Quarta mail...

Uno degli hobby di Antonio Piras: scegliere i caratteri più strani da inserire nei racconti, in modo da far impazzire chi si occupa dell'impaginazione.
Uno degli hobby di Antonio Piras: scegliere i caratteri più strani da inserire nei racconti, in modo da far impazzire chi si occupa dell'impaginazione.

'Ndò, che facciamo? Modifico tutte le risposte e invece di Alberto scrivo Franco? Certo quell'Alberto Cola se lo meriterebbe, ma l'intervista l'ha fatta lui.

Qualche domanda, però, vorrei farla anch'io, magari a proposito del romanzo (l'Alberto mica se lo aspettava che lo avresti pubblicato). Per esempio, quel titolo, Triguna, da dove viene fuori?

Il concetto di triguna (tre guna) ha le radici nei due testi sacri indiani più antichi, i Veda e le Unipanishad.
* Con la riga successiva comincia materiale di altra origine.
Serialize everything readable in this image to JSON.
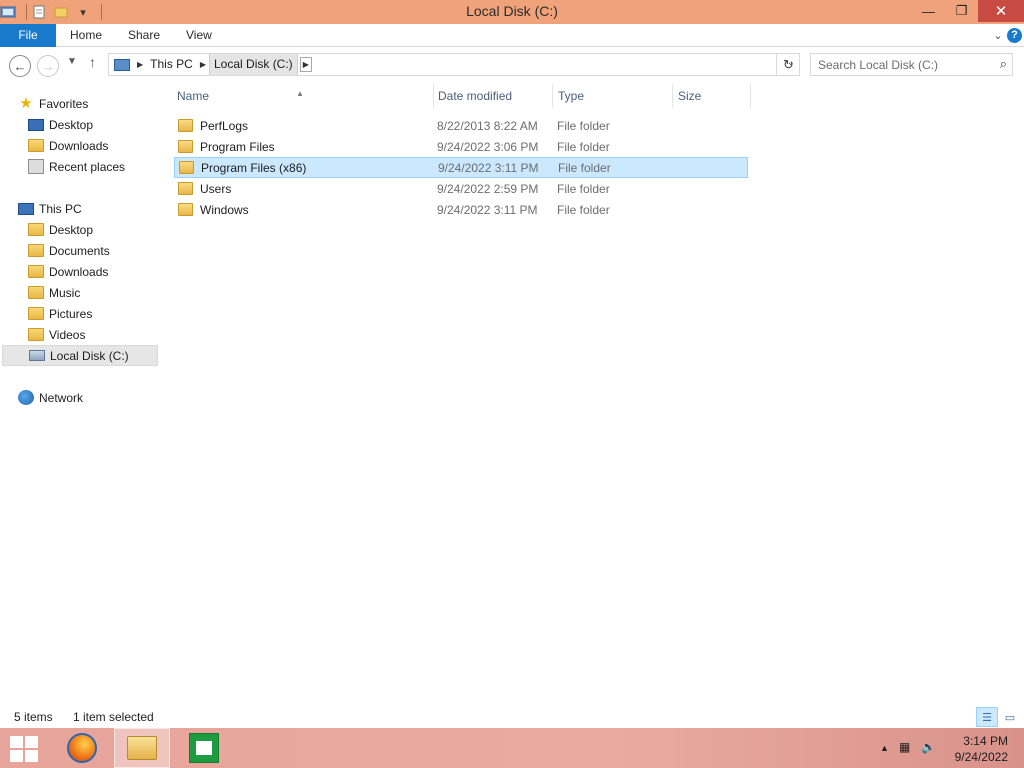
{
  "window": {
    "title": "Local Disk (C:)"
  },
  "ribbon": {
    "file": "File",
    "tabs": [
      "Home",
      "Share",
      "View"
    ],
    "help": "?"
  },
  "nav": {
    "breadcrumb": [
      "This PC",
      "Local Disk (C:)"
    ],
    "search_placeholder": "Search Local Disk (C:)"
  },
  "sidebar": {
    "favorites_label": "Favorites",
    "favorites": [
      "Desktop",
      "Downloads",
      "Recent places"
    ],
    "thispc_label": "This PC",
    "thispc": [
      "Desktop",
      "Documents",
      "Downloads",
      "Music",
      "Pictures",
      "Videos",
      "Local Disk (C:)"
    ],
    "network_label": "Network",
    "selected": "Local Disk (C:)"
  },
  "list": {
    "columns": [
      "Name",
      "Date modified",
      "Type",
      "Size"
    ],
    "rows": [
      {
        "name": "PerfLogs",
        "date": "8/22/2013 8:22 AM",
        "type": "File folder",
        "selected": false
      },
      {
        "name": "Program Files",
        "date": "9/24/2022 3:06 PM",
        "type": "File folder",
        "selected": false
      },
      {
        "name": "Program Files (x86)",
        "date": "9/24/2022 3:11 PM",
        "type": "File folder",
        "selected": true
      },
      {
        "name": "Users",
        "date": "9/24/2022 2:59 PM",
        "type": "File folder",
        "selected": false
      },
      {
        "name": "Windows",
        "date": "9/24/2022 3:11 PM",
        "type": "File folder",
        "selected": false
      }
    ]
  },
  "status": {
    "item_count": "5 items",
    "selection": "1 item selected"
  },
  "taskbar": {
    "apps": [
      "firefox-icon",
      "file-explorer-icon",
      "store-icon"
    ],
    "time": "3:14 PM",
    "date": "9/24/2022"
  },
  "colors": {
    "titlebar": "#f0a37a",
    "accent": "#1979ca",
    "selection": "#cce8ff",
    "close": "#c74b42"
  }
}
Non è un concetto facile, e una spiegazione completa richiederebbe una dissertazione intorno al Tantrismo e alla filosofia Sankya. Per semplificare, potremmo definire i Triguna come unità psichiche che regolano e controllano le funzioni della mente. Nel rispetto del principio esoterico "tutto ciò che è sotto è anche sopra", i Triguna sono collegati ad Avyakta, l'energia universale invisibile da cui la vita stessa promana: per gli induisti l'Avyakta dei Triguna è il progenitore di tutta la creazione e comprende la triplice natura della materia primordiale. Composti dai tre guna, Raja (l'emozione e l'azione), Satva (il bene), Tama (l'oscuro), i Triguna definiscono le caratteristiche degli esseri umani in base al prevalere, appunto, di Satva, Raja o Tama. Non è casuale che il romanzo sia suddiviso in tre parti, ognuna delle quali collegata a un guna e al colore corrispondente. Anche per l'Ayurveda, la medicina indiana, è possibile individuare fra i pazienti il soggetto Satvico, il Rajasico e il Tamasico.
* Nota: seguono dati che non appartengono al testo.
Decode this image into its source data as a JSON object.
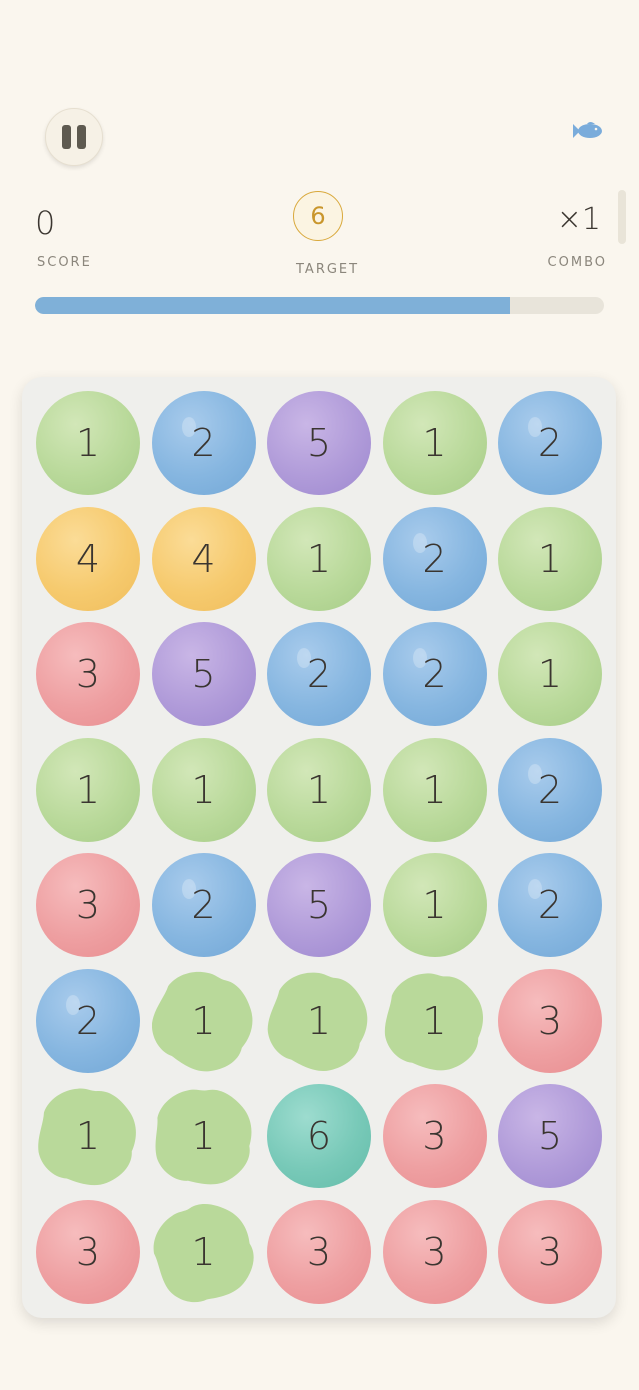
{
  "header": {
    "pause_icon": "pause-icon",
    "fish_icon": "fish-icon",
    "fish_color": "#7aacdb"
  },
  "stats": {
    "score_value": "0",
    "score_label": "SCORE",
    "target_value": "6",
    "target_label": "TARGET",
    "combo_value": "×1",
    "combo_label": "COMBO"
  },
  "progress": {
    "fraction": 0.835,
    "color": "#7fb0d8"
  },
  "colors": {
    "green": "#b9d99a",
    "blue": "#86b6e0",
    "purple": "#b09bd9",
    "yellow": "#f6ca6e",
    "red": "#ee9fa1",
    "teal": "#78c9b8",
    "board": "#efefec",
    "background": "#faf6ee"
  },
  "board": {
    "columns": 5,
    "rows": [
      [
        {
          "v": "1",
          "c": "green"
        },
        {
          "v": "2",
          "c": "blue"
        },
        {
          "v": "5",
          "c": "purple"
        },
        {
          "v": "1",
          "c": "green"
        },
        {
          "v": "2",
          "c": "blue"
        }
      ],
      [
        {
          "v": "4",
          "c": "yellow"
        },
        {
          "v": "4",
          "c": "yellow"
        },
        {
          "v": "1",
          "c": "green"
        },
        {
          "v": "2",
          "c": "blue"
        },
        {
          "v": "1",
          "c": "green"
        }
      ],
      [
        {
          "v": "3",
          "c": "red"
        },
        {
          "v": "5",
          "c": "purple"
        },
        {
          "v": "2",
          "c": "blue"
        },
        {
          "v": "2",
          "c": "blue"
        },
        {
          "v": "1",
          "c": "green"
        }
      ],
      [
        {
          "v": "1",
          "c": "green"
        },
        {
          "v": "1",
          "c": "green"
        },
        {
          "v": "1",
          "c": "green"
        },
        {
          "v": "1",
          "c": "green"
        },
        {
          "v": "2",
          "c": "blue"
        }
      ],
      [
        {
          "v": "3",
          "c": "red"
        },
        {
          "v": "2",
          "c": "blue"
        },
        {
          "v": "5",
          "c": "purple"
        },
        {
          "v": "1",
          "c": "green"
        },
        {
          "v": "2",
          "c": "blue"
        }
      ],
      [
        {
          "v": "2",
          "c": "blue"
        },
        {
          "v": "1",
          "c": "green",
          "blob": true
        },
        {
          "v": "1",
          "c": "green",
          "blob": true
        },
        {
          "v": "1",
          "c": "green",
          "blob": true
        },
        {
          "v": "3",
          "c": "red"
        }
      ],
      [
        {
          "v": "1",
          "c": "green",
          "blob": true
        },
        {
          "v": "1",
          "c": "green",
          "blob": true
        },
        {
          "v": "6",
          "c": "teal"
        },
        {
          "v": "3",
          "c": "red"
        },
        {
          "v": "5",
          "c": "purple"
        }
      ],
      [
        {
          "v": "3",
          "c": "red"
        },
        {
          "v": "1",
          "c": "green",
          "blob": true
        },
        {
          "v": "3",
          "c": "red"
        },
        {
          "v": "3",
          "c": "red"
        },
        {
          "v": "3",
          "c": "red"
        }
      ]
    ]
  }
}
Vada per il titolo. Ma con il sanscrito come la mettiamo? Conoscendo i tuoi scritti so che usi introdurre citazioni in greco, in latino, spartiti musicali e chi più ne ha più ne metta (mettendo alla prova la pazienza proverbiale del buon Silvio Sosio, che poi deve impazzire per pubblicare con i giusti caratteri). Ma questa volta hai voluto superarti utilizzando intere frasi in sanscrito! Non pensi di aver esagerato?
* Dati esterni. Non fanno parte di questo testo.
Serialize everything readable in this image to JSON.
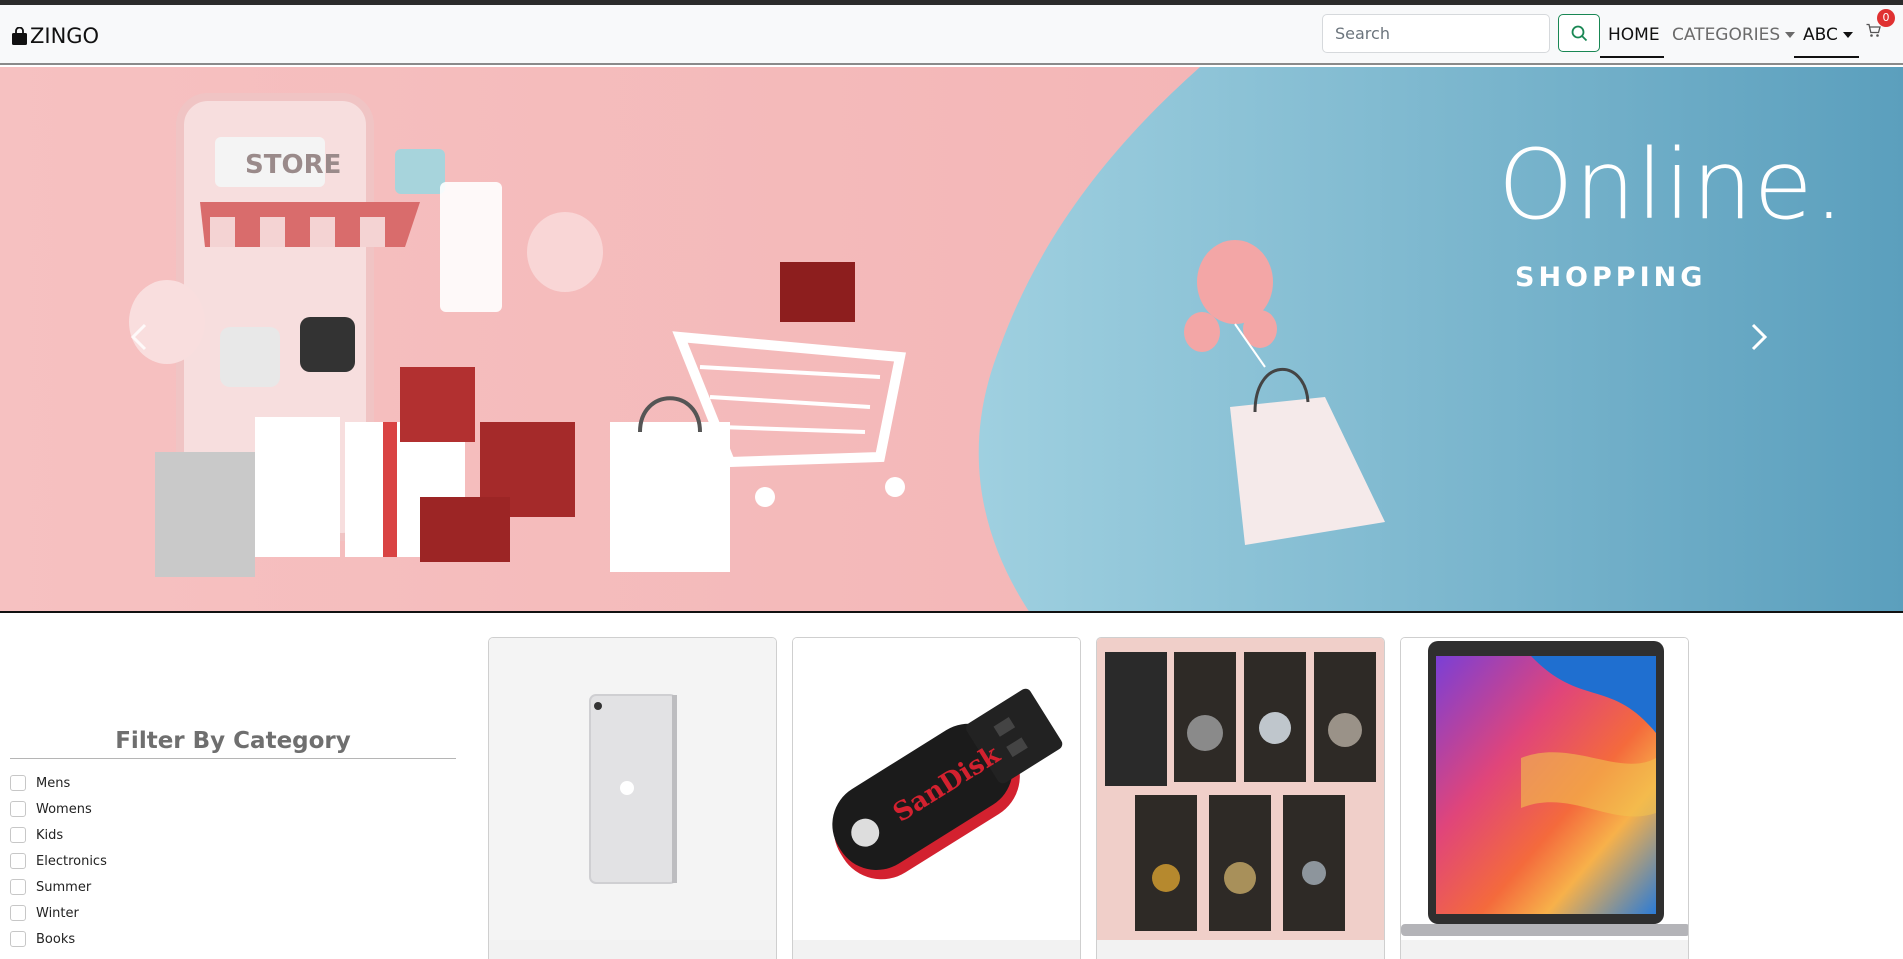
{
  "header": {
    "brand_name": "ZINGO",
    "brand_icon": "shopping-bag-icon",
    "search_placeholder": "Search",
    "search_value": "",
    "search_icon": "search-icon",
    "nav": {
      "home": "HOME",
      "categories": "CATEGORIES",
      "user": "ABC"
    },
    "cart_icon": "cart-icon",
    "cart_count": "0"
  },
  "carousel": {
    "title": "Online.",
    "subtitle": "SHOPPING",
    "store_sign": "STORE",
    "prev_icon": "chevron-left-icon",
    "next_icon": "chevron-right-icon"
  },
  "filter": {
    "title": "Filter By Category",
    "categories": [
      "Mens",
      "Womens",
      "Kids",
      "Electronics",
      "Summer",
      "Winter",
      "Books"
    ]
  },
  "products": [
    {
      "image": "ipad-image"
    },
    {
      "image": "usb-drive-image",
      "brand_text": "SanDisk"
    },
    {
      "image": "books-image"
    },
    {
      "image": "laptop-image"
    }
  ],
  "colors": {
    "accent_green": "#198754",
    "badge_red": "#e03131",
    "banner_pink": "#f3b5b6",
    "banner_blue": "#6fb3cc"
  }
}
No, non credo. Le frasi cui ti riferisci sono utilizzate, nel contesto, in modo da risultare perfettamente comprensibili. E poi, a chi ritiene che le filosofie orientali (e di conseguenza il sanscrito) siano troppo lontane dalla cultura occidentale, amo ricordare che, al contrario, interessarsene corrisponde di fatto a un recupero delle origini. Nei nostri studi etimologici siamo soliti fermarci alle derivazioni greco-latine, dimenticando che i popoli che per primi vennero ad abitare la nostra penisola e i territori che più tardi costituirono la Magna Grecia erano d'origine indoeuropea. Si ritiene che le due grandi "calate" di queste popolazioni nella nostra "giovane" penisola ebbero luogo la prima nel 2000 a.C. (con aggregazioni che poi costituirono i popoli Liguri, Veneti, Japigi) e la seconda nel 1000 a.C. (con aggregazioni che divennero i popoli Italici, Sanniti, eccetera). Mi sia permesso un esempio, collegato al romanzo, che la dice lunga sulla nostra "parentela" con l'oriente. Nella teoria tantrica della creazione si dice: "la matrice della creazione è composta dai tre guna, in un fluire incessante nel triangolo di forze". Ora, riflettiamo un attimo su questa sequenza: triguna (sanscrito: tre guna), trìgonos (greco: che ha tre angoli, triangolo), trigunos (latino, con medesimo significato), trìgono (italiano, con il significato che conosciamo). Bene, impossibile non vedere l'analogia con la "trinità creatrice" che è anche cristiana (ma non solo), e con l'iconografia che la rappresenta: l'occhio divino all'interno di un triangolo. Il grande storico Theodor Mommsen, nella sua Storia di Roma antica, dedica alcune pagine proprio allo studio delle corrispondenze etimologiche fra il sanscrito e alcuni termini dialettali ancora utilizzati nelle nostre regioni (in modo particolare in puglia). (Seguono diciotto pagine di trattato linguistico con caratteri in tutti gli alfabeti indoeuropei previsti e non previsti dai codici Unicode che sono state tagliate da Silvio Sosio perché troppo difficili da impaginare, N.d.R.)